26 czerwca przypadło mi w udziale sfotografowanie uroczystości zaślubin Kamili i Krzysztofa. Dzień był niezwykle upalny a zadanie miałam przednie, bowiem musiałam przemieścić się w szybkim tempie z punktu A do punktu B i z punktu B do C a potem szybciorem z  C do B heheh rozumiecie, że spida miałam niezłego. Daruję sobie wyliczanie kilometrów bo nie o to chodzi, ale o temperaturę a było tego ze 31 stopni, a moje auto bez klimy ;( Zatem w pierwszej kolejności miałam sfotografować miejsce imprezy przed przybyciem gości a po przygotowaniu stołów. Impreza odbywała się na przepięknej działce w miejscowości Chechło. Działeczka obsadzona różnymi rodzajami roślinności, z oczkami wodnymi, mosteczkami i tego typu gadżetami, trawusia przycięta na 2 palce 😉 Mniej więcej na środku postawiony olbrzymi namiot, w którym miała odbywać się impreza. Pierwszy raz miałam do czynienia z robieniem zdjęć w czymś takim jak namiot.  Myślałam, że to będzie wspaniała sprawa bo w taki upalny, słoneczny dzień zadziała jak olbrzymia blenda dyfuzyjna, a tu kicha. W środku ciemno bo bez świateł. Na zewnątrz wybuch bomby atomowej a w środku lekki półmrok. Dla oka to było przyjemne, ale dla mojego sprzętu niekoniecznie. Cieszy mnie fakt, iż zabrałam ze sobą 2 dodatkowe lampy sb800 i sb-80dx razem ze statywami. Lampy ustawiłam po bokach, dzięki czemu uzyskałam bardzo ładne światło wewnątrz. Tak więc udało mi się opanować sytuację na tyle, że efekty były zaskakująco dobre.

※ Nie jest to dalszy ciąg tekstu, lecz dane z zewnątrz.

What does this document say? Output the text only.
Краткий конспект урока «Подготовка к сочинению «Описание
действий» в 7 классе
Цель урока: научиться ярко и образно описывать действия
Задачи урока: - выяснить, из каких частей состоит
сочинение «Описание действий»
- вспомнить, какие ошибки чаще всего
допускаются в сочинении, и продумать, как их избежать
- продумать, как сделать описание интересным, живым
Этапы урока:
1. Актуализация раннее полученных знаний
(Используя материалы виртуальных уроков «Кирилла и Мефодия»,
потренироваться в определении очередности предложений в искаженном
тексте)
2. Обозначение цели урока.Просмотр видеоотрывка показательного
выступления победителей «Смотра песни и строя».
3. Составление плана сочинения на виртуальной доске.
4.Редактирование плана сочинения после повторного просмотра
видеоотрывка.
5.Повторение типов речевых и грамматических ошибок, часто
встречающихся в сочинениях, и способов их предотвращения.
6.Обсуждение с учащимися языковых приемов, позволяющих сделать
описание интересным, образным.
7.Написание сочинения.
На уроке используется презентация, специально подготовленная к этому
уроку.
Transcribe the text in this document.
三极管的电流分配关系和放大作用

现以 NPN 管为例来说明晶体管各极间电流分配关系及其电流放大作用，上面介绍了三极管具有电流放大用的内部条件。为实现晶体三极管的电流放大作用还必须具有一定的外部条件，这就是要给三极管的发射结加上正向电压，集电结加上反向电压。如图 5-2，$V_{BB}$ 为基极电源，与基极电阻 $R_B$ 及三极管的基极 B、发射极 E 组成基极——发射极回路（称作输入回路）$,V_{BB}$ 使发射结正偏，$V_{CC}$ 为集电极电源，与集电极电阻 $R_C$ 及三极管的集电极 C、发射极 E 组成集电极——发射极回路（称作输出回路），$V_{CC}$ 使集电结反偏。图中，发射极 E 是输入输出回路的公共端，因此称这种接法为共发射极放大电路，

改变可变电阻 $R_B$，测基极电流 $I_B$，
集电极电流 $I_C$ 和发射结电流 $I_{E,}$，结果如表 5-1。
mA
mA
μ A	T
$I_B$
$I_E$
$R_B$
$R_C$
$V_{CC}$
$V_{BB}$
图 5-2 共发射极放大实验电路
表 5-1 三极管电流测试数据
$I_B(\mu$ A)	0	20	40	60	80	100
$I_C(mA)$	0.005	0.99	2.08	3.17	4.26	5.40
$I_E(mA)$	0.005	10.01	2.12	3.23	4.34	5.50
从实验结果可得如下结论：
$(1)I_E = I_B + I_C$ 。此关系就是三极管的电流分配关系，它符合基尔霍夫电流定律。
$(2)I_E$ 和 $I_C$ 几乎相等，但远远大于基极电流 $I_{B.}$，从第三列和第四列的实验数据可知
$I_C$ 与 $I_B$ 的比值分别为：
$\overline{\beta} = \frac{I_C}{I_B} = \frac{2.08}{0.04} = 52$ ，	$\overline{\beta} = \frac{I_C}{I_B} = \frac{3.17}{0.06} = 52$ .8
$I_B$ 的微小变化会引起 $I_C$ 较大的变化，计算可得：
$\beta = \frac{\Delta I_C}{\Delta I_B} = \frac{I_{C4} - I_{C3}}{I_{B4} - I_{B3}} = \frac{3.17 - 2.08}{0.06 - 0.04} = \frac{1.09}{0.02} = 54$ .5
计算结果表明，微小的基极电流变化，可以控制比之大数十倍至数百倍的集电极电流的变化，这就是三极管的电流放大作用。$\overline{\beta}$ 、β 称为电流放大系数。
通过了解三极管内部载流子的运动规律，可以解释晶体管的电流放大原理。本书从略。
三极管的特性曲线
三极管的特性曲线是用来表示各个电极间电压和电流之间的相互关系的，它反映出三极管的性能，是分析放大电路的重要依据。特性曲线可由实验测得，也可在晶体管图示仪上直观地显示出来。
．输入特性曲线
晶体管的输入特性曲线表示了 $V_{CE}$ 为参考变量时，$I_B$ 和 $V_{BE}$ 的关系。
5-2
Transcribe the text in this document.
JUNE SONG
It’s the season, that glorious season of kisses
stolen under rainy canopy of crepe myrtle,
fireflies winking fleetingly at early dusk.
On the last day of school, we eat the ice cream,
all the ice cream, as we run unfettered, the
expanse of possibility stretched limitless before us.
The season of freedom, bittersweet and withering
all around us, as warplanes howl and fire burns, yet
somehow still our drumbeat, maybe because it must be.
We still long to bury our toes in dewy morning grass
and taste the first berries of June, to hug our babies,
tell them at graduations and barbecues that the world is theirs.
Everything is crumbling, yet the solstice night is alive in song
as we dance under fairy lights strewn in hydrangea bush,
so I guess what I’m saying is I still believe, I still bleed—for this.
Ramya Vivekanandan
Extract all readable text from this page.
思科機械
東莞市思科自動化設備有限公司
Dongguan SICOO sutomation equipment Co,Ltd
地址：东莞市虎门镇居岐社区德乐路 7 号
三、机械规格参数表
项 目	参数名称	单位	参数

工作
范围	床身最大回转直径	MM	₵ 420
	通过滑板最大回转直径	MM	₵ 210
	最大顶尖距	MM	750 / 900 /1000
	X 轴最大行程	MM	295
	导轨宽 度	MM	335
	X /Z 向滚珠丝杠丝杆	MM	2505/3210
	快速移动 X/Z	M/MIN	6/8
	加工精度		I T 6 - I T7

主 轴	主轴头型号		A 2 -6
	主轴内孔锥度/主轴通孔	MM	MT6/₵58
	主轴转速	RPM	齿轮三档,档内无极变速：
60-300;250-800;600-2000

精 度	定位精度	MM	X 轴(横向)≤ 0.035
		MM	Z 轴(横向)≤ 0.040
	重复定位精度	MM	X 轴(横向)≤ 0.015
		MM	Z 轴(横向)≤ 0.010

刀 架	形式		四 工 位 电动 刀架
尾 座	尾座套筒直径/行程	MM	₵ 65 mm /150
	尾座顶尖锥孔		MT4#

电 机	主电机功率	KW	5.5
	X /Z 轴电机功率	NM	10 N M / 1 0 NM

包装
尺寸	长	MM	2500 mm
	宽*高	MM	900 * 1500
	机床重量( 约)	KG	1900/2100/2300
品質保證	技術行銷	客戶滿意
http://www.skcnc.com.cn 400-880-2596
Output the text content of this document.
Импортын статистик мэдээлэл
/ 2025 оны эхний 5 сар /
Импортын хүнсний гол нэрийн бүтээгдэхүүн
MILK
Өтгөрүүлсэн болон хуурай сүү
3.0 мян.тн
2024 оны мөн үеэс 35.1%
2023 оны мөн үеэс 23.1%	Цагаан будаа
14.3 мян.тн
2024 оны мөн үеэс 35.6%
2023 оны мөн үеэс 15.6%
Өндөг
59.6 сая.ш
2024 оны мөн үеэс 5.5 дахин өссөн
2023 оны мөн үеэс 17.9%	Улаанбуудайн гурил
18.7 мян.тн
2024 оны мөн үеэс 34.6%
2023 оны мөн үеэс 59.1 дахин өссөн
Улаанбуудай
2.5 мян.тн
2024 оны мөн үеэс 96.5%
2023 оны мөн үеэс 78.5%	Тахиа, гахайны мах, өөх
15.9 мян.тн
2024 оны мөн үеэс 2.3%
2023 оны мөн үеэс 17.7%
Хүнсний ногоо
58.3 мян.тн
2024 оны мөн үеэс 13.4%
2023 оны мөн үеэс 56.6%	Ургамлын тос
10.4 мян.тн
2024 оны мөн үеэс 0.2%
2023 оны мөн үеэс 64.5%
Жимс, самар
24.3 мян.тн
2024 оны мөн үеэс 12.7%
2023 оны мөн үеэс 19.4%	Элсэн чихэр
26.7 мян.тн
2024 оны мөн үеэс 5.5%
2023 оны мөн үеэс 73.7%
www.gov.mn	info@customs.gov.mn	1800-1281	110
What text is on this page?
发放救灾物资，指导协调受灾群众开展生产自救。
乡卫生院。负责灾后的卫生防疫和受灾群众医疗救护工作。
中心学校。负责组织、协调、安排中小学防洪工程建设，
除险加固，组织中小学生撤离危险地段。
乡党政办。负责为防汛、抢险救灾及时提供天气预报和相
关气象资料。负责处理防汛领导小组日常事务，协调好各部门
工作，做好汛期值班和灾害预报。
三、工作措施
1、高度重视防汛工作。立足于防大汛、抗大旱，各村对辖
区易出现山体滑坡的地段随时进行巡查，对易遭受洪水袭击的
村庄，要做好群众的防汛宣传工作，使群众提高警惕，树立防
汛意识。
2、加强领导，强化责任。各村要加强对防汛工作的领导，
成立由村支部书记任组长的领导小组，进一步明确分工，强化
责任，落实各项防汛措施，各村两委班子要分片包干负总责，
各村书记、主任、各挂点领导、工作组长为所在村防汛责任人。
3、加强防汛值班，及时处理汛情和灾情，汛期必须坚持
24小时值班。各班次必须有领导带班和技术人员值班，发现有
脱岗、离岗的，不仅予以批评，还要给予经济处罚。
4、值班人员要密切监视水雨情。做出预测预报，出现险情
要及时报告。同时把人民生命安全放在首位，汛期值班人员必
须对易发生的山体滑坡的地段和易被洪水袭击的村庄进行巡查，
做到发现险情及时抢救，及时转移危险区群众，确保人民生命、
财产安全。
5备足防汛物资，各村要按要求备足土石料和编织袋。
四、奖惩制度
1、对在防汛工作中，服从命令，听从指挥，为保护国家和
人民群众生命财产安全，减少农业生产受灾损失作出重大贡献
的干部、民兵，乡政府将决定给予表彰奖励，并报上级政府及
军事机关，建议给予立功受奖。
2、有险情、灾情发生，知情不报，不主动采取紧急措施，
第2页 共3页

Potem spid i na 13-tą do USC w Łodzi na Pabianicką. Wparowałam upocona,ale na czas, jak się okazało zupełnie niepotrzebnie się tak upociłam bo cała impreza trochę się opóźniła, ale kto wiedział… Dalej to już reportaż i obserwacja sytuacji, potem ????? do namiotu 😉 Tam to już totalnie wyluzowałam.